Last night I was put on bedrest by my partner Dr. W. Here's how we got to this point:
I have underlying high blood pressure, which has been very well controlled without medication since the first trimester (BP often drops during pregnancy). Though I have never had any visible swelling, yesterday my fingers felt a little tight, so I checked my blood pressure and found it was all over the map--definitely higher than it had been running for all these months. The first reading was 180/120, which definitely got my attention! Fortunately, I think that was a spurious reading. After that it settled down to 140-150/100 and then was actually completely normal after I'd been at bedrest for a little while. It's unclear right now if this represents the normal rise in blood pressure that occurs in the last couple of months of pregnancy, or if I'm starting to develop preeclampsia. Part of the way to tease this out is for me to collect my urine for 24 hours to see how much protein is leaking from my kidneys. If it falls above a certain level, then it's preeclampsia. Either way, it looks like I'm in for a lot of close observation, repeat testing, and, probably, bedrest until the little guy has to come. If it's not preeclampsia, medication to control my pressures might be sufficient, but I'm having to think long and hard about whether going back to work is really the best thing for us at this point. I'm thinking the answer is no.

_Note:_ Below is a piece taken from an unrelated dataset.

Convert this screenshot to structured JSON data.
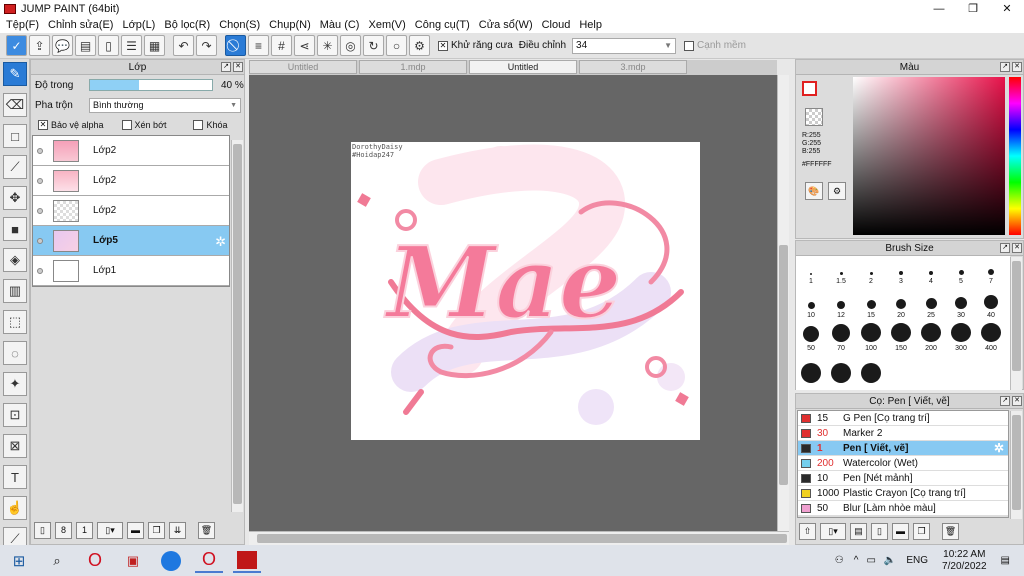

For those of you unfamiliar with bedrest, it is pretty much exactly what it says it is--resting in bed, on the couch, etc. No going walking, shopping, or doing the dishes. For someone who is used to doing a very active job full time, running miles a day, and doing construction projects around the house, this is bit of a shock to the system. Crockett has been a major help the last few weeks (I had to stop a lot of this stuff a few weeks ago because of frequent contractions, though I had managed to continue working through it). He's learning to cook and does a great job--any failures have been the fault of a bad recipe! We also have had a wonderful meals-on-wheels service provided by various members of the Marki family (Mom is the cook, Dad and Robin, my sister-in-law-to-be, the delivery people). We are also fortunate to have the world's best cleaning lady, Susana, who keeps the house and our laundry in check. I'm also glad that I got the manual labor in the nursery done a few weeks ago (we still need the crib, but I've been assured that it should be here momentarily).

I am hoping that this time off gets me into the habit of blogging so that this is not yet another blog that gets abandoned after a few posts. I'm sure that Asher will continue to amuse with all the mischief he gets into.